Charli comes less than a year after she finished her opening act duties alongside Camila Cabello on Taylor Swift’s reputation tour. Charli absorbed a lot on that sixth-month trek. “I learned that I’m a really good opening act because I have a lot of hits that I don’t really play a lot of the time at my shows that people know,” she says of the experience. “I can really get a crowd going.” But mostly Charli learned from watching Swift work the crowd. “Taylor’s someone who’s worked her way from playing tiny, tiny venues where no one came to bigger venues, and now she’s playing the biggest venues in the world. It was fun to perform ‘Shake It Off’ with her and Camila every night and learn how to move across the stage like an actual pop star.”

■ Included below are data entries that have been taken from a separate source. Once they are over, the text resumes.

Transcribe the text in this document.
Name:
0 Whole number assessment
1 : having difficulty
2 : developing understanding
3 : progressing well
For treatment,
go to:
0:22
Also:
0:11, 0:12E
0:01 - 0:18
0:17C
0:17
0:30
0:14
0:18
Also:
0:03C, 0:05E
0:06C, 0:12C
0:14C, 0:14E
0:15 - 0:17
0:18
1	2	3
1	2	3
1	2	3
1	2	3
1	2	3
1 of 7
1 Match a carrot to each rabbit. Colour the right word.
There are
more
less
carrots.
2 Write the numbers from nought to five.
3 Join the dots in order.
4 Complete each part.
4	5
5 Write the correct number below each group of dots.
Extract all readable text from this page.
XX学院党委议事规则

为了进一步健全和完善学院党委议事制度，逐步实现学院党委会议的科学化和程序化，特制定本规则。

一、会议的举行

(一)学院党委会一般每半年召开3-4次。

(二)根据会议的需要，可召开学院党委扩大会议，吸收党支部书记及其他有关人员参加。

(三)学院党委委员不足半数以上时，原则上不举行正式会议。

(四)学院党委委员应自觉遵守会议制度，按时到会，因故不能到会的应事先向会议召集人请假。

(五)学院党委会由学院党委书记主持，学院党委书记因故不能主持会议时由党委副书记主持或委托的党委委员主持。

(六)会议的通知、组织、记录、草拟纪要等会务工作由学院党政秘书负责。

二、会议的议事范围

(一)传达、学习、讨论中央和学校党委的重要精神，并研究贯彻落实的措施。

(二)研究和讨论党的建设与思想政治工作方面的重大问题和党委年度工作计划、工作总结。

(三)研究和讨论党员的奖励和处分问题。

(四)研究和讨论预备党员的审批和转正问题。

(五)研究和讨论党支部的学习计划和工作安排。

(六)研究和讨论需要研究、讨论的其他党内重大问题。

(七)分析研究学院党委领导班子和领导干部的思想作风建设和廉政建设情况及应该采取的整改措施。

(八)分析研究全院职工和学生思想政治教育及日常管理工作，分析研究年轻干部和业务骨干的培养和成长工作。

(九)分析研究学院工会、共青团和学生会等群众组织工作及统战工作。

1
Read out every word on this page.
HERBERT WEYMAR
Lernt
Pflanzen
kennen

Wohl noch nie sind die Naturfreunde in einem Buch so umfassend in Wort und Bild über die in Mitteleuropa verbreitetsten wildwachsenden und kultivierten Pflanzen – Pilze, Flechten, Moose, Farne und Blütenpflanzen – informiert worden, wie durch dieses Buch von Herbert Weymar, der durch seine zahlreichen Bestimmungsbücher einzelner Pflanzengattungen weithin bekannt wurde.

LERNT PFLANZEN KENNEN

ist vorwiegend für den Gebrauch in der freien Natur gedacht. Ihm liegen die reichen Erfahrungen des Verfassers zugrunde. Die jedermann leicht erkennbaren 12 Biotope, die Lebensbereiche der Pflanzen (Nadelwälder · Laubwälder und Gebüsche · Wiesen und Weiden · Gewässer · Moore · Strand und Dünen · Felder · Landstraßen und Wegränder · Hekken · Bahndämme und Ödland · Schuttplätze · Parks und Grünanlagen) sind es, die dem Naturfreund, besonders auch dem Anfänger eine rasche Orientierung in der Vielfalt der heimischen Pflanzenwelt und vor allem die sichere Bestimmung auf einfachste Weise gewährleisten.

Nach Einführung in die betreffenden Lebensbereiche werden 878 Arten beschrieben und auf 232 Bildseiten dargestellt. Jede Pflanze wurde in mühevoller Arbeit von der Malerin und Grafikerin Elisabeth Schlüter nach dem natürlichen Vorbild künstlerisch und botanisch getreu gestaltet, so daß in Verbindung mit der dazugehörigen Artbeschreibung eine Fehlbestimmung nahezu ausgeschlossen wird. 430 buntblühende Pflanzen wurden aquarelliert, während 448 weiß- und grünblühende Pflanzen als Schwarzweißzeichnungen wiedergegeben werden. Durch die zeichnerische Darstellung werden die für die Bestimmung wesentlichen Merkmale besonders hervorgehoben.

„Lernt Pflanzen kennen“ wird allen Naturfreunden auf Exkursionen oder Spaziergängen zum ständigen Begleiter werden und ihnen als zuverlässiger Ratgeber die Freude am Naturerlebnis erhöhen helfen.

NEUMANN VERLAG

That, plus the release of “Señorita,” Shawn Mendes and Cabello’s song of the summer — in which Charli has a writing credit — once again proves her voice is a very necessary part of the mainstream pop conversation. Charli had been writing “White Mercedes,” one of the songs on her own album with Andrew Watt and Alexandra Tamposi, when the idea for “Señorita” came to them. She knew immediately that it wasn’t for her. When Mendes and Cabello heard it, it just clicked. “The first time I heard it, [“Señorita”] got played over the phone. Obviously I’m very famous for my leaks. I was like, ‘Don’t send me anything. Don’t send me two of the biggest artists’ new singles!’” she yells.

Michael Hickey/Getty Images
Michael Hickey/Getty Images

While some of the music Charli recalls from her early career was “fictional stuff,” Charli is her most vulnerable project, with her insecurities and anxieties laid bare. On “Thoughts,” she freestyles through a stream of consciousness following a stressful phone call where she just wanted to make music but was being pulled in too many different directions. Another artist may have posted their “thoughts” on Instagram, but she instead channeled it into her music.

“I feel like I’ve spoken a lot about not just being insecure, but the insecurities of your position as an artist, which I feel like artists don’t talk about that often because it’s a scary thing to do,” she admits. While Charli is rife with her familiar party songs, she hones in on the highs and lows of being a pop singer, which includes the fact that artists are competitive (“Even if we hate to admit it”), that they’re constantly comparing themselves and are “always having a f–king breakdown inside.”

“I think sometimes there’s a fear that people will be like, ‘Oh shut up what do you have to complain about? You’re so incredibly lucky to be in the position you’re in,’ which we are, we really are,” she says, “but I think the reason we are artists is because we have a drive and also because there’s enjoying the highs and there’s something really f–ed up [we get] out of the lows because it makes the highs feel so good.”

Before heading out for the festival, Charli wants to take a few of her signature, sultry boudoir photos for Instagram, but she’s supposed to appear on a podcast in 10 minutes and she hasn’t left the hotel. As she enters the car that will take her there, she reveals she just had a “mini cry” in her hotel room — a low for her. For moments like these, she relies on her tight inner circle. She’s known her managers since she was 11 years old. But she also attributes her ability to stay grounded thanks to “being British.”

Still, for Charli, there’s an overwhelming expectation that in any room she walks into that there’s pressure, which stirs up her own anxiety. For now, she has a remedy: parties. “I think why I like partying so much is because I can just forget about [the pressure], which isn’t that healthy I know, but I’m not ready to tackle that just yet,” she says, laughing.